MU Discovery Helps Explain How Children Develop Rare, Fatal Disease
One of 100,000 children is born with Menkes disease, a genetic disorder that affects the body’s ability to properly absorb copper from food and leads to neurodegeneration, seizures, impaired movement, stunted growth and, often, death before age 3. Now, a team of biochemistry researchers at the University of Missouri has published conclusive scientific evidence that the gene ATP7A is essential for the dietary absorption of the nutrient copper. Their work with laboratory mice also provides a greater understanding of how this gene impacts Menkes disease as scientists search for a treatment.

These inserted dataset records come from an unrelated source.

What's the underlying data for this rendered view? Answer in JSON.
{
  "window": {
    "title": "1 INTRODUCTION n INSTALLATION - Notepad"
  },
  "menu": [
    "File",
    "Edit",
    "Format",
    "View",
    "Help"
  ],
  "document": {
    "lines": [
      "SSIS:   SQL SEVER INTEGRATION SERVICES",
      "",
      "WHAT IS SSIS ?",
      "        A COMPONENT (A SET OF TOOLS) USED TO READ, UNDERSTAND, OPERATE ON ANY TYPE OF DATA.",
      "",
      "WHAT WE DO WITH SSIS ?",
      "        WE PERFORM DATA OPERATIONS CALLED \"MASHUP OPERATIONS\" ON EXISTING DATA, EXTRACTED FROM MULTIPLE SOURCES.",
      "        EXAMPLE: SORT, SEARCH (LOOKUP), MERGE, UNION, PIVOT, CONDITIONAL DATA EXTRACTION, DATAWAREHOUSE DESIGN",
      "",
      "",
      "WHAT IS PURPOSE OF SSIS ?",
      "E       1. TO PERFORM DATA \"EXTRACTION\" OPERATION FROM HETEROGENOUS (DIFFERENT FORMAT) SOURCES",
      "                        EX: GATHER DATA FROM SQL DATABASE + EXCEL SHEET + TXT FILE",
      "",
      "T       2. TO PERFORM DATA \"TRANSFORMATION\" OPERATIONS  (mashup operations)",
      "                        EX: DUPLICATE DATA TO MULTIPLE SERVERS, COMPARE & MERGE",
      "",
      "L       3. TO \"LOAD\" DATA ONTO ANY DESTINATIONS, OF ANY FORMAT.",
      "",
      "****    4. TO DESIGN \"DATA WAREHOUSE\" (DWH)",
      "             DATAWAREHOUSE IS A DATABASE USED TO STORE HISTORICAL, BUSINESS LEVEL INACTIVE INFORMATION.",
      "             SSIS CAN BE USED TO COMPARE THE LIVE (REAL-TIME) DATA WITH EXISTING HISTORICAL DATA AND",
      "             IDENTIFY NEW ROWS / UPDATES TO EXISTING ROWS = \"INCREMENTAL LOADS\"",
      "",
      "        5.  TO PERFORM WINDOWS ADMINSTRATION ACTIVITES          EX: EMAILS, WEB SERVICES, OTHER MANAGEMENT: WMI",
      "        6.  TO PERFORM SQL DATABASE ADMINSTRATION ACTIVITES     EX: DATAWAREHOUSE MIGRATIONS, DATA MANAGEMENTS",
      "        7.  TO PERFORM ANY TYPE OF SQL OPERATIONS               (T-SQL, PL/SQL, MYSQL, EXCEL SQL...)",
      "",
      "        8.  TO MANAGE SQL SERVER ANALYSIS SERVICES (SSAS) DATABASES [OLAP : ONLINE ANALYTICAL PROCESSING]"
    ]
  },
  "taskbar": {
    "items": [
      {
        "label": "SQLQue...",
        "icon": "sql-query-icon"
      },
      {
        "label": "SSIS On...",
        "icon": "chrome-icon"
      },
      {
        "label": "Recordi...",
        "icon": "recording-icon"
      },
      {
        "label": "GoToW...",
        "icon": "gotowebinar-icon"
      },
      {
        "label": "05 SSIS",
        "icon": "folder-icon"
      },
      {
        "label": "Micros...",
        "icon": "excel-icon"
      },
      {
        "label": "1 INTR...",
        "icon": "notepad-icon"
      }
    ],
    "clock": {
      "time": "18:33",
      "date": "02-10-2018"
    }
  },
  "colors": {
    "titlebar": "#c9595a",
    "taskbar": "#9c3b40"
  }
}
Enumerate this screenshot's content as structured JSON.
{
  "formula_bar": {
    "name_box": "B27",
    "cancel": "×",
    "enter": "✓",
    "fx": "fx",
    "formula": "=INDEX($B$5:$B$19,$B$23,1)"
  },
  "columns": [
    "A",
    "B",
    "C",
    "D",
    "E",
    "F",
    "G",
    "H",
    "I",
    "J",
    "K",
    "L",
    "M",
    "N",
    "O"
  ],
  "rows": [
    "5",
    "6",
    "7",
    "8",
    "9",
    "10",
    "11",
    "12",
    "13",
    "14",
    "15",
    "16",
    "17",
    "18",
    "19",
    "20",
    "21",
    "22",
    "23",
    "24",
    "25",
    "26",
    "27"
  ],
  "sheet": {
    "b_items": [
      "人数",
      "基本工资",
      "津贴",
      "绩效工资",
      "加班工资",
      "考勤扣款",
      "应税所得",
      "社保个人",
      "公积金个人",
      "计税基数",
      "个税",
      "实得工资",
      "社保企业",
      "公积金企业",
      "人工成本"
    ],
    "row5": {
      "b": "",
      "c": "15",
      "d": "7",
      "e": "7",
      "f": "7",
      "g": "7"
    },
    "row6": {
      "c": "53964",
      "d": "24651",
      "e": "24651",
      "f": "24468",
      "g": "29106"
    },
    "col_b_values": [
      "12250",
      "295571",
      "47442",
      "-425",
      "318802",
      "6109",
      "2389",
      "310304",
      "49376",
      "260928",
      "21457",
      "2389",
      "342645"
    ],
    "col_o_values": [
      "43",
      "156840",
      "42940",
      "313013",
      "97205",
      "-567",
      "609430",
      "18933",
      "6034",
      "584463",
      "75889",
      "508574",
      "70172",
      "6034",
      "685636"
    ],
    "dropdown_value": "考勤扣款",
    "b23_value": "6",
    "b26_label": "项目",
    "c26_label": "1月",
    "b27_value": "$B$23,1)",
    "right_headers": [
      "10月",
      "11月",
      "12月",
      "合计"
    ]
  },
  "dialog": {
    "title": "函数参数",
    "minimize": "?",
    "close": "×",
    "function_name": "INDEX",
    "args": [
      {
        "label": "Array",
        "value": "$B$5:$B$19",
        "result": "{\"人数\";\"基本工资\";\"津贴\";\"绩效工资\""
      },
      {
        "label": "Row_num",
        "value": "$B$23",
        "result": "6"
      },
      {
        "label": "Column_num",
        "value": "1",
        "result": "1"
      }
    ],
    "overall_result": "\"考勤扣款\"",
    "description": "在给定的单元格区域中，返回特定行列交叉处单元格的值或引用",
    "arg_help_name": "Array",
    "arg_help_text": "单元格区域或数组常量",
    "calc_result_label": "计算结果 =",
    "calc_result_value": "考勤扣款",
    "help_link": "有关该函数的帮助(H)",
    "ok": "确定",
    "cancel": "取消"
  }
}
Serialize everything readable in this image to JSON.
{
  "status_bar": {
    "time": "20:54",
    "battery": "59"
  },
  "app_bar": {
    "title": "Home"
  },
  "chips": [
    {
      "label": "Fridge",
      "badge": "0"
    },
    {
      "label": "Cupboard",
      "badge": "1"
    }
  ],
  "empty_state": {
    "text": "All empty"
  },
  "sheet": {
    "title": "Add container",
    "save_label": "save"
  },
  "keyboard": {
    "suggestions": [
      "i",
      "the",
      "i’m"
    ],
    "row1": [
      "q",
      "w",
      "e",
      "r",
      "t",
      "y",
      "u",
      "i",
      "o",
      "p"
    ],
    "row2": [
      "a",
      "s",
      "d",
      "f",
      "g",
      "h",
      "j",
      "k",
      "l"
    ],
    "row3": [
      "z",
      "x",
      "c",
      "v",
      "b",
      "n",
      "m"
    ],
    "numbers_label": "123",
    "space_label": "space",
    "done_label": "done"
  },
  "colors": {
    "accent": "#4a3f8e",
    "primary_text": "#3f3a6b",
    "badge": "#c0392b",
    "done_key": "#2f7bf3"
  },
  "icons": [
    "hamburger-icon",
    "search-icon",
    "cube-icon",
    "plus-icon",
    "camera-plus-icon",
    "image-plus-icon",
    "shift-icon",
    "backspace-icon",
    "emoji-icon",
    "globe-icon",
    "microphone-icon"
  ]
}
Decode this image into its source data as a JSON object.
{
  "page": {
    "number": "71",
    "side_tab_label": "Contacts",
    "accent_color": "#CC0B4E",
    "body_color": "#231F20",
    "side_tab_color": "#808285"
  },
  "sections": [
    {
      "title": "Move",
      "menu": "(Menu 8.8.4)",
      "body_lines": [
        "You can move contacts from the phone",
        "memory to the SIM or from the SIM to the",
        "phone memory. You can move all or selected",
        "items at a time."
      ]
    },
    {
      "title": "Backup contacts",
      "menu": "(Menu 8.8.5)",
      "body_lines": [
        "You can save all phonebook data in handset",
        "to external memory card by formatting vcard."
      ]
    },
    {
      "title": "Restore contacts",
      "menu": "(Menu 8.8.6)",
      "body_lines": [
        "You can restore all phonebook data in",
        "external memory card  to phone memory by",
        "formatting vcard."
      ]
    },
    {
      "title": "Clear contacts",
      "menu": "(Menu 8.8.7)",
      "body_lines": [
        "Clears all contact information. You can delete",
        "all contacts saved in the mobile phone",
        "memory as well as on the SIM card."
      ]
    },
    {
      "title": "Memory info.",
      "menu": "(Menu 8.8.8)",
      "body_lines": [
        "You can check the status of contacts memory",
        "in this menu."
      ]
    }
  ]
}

Humans cannot survive if their bodies are lacking the ATP7A gene, yet children can develop Menkes disease when the gene is mutated or missing. Previously, scientists did not have a good model to test the gene’s function or develop an understanding of the underlying causes of the disease symptoms. In his new study, Michael Petris, associate professor of biochemistry, was able to modify mice so that they were missing the ATP7A gene in certain areas of the body, specifically the intestinal track where nutrient absorption takes place.
“These findings help us to understand where in the body the function of this gene is vital and how the loss of the gene in certain tissues can give rise to Menke’s disease,” said Petris, who is a researcher in the Bond Life Sciences Center and holds an appointment in the Department of Nutrition and Exercise Physiology. “We want to continue to explore the underlying biology of Menke’s disease to determine where we should focus our research efforts in the future. If we know which organs or tissues are most responsible for transporting copper throughout the body, we can focus on making sure the gene is expressed in those areas. This disease is ideal for gene therapy down the road.”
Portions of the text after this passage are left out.